Waters' pharma sales were up 3 percent in the quarter, with double-digit growth in China and mid-single-digit growth in the developed markets, O'Connell said. Sales grew by 7 percent in the company's governmental and academic business, with strong growth in China driven by food research applications, which was partially offset by weakness from biomedical research customers in the developed markets. Industrial sales were down 3 percent in the quarter, with the decline driven by a drop in mass spec sales to chemical, food, and environmental customers.
Looking at the company's sales geographically, Asia was flat in the first quarter with weakness in India offsetting high single-digit growth in China. Sales were up 4 percent in the Americas, up 5 percent in the US, and up 2 percent in Europe.

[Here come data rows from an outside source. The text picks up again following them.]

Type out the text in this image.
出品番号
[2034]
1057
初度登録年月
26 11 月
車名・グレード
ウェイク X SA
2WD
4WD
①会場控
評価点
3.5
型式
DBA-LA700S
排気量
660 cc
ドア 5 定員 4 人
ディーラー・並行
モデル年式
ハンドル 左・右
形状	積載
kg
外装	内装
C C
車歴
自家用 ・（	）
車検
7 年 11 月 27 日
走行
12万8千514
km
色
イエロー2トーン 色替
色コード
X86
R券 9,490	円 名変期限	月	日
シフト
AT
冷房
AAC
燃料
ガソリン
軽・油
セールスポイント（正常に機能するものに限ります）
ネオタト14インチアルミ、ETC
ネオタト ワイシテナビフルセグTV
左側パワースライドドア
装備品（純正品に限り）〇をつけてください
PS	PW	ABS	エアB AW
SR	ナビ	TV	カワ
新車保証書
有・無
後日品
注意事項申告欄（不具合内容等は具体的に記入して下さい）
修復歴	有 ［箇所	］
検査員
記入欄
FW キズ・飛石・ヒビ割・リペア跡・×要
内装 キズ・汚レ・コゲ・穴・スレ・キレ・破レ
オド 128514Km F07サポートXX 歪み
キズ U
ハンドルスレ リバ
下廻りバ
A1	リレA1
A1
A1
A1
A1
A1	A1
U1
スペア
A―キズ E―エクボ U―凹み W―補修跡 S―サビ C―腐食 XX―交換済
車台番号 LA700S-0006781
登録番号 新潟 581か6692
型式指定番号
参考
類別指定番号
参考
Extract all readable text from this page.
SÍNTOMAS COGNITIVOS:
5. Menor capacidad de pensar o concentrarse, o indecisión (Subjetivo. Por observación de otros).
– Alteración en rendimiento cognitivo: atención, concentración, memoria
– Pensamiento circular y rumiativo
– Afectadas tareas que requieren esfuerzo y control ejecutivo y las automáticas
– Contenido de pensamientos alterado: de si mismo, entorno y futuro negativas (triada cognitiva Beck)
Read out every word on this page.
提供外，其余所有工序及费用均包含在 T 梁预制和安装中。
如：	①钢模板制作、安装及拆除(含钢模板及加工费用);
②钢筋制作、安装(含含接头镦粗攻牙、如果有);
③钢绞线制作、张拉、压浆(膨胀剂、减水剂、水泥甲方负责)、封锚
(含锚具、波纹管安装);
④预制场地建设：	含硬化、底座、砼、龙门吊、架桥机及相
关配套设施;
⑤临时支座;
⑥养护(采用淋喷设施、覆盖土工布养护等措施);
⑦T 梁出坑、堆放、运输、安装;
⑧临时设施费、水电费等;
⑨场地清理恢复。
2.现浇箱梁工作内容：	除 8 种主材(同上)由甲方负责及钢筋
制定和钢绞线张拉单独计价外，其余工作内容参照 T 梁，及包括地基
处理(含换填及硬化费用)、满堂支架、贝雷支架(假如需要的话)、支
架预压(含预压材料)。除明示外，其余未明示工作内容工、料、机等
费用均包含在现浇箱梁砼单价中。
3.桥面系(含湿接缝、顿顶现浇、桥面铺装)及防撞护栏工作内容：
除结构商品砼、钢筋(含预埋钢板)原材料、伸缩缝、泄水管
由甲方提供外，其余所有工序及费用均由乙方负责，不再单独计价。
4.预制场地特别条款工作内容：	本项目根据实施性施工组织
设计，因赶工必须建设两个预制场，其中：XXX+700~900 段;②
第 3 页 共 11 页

The Milford, Massachusetts-based company said Q1 net income rose to $112 million, or $1.40 per share, compared to $105.6 million, or $1.31 per share, a year ago. On a non-GAAP basis, Waters reported EPS of $1.59, beating analysts' average estimate of $1.55.
The firm's R&D spending rose 12 percent year over year to $34.5 million from $30.8 million a year ago, while SG&A costs fell less than 1 percent to $130.4 million from $130.7 million.
The company ended the quarter with $2.55 billion in cash, cash equivalents, and investments.
For full-year 2018, Waters said it anticipates sales growth of between 4 and 6 percent and earnings per share in the $8.10 to $8.30 range, up from its prior guidance of $8.00 to $8.25. Wall Street analysts, on average, are expecting EPS of $8.18 for the year.
In Tuesday morning trade on the New York Stock Exchange, shares of Waters were down 8 percent to $191.97.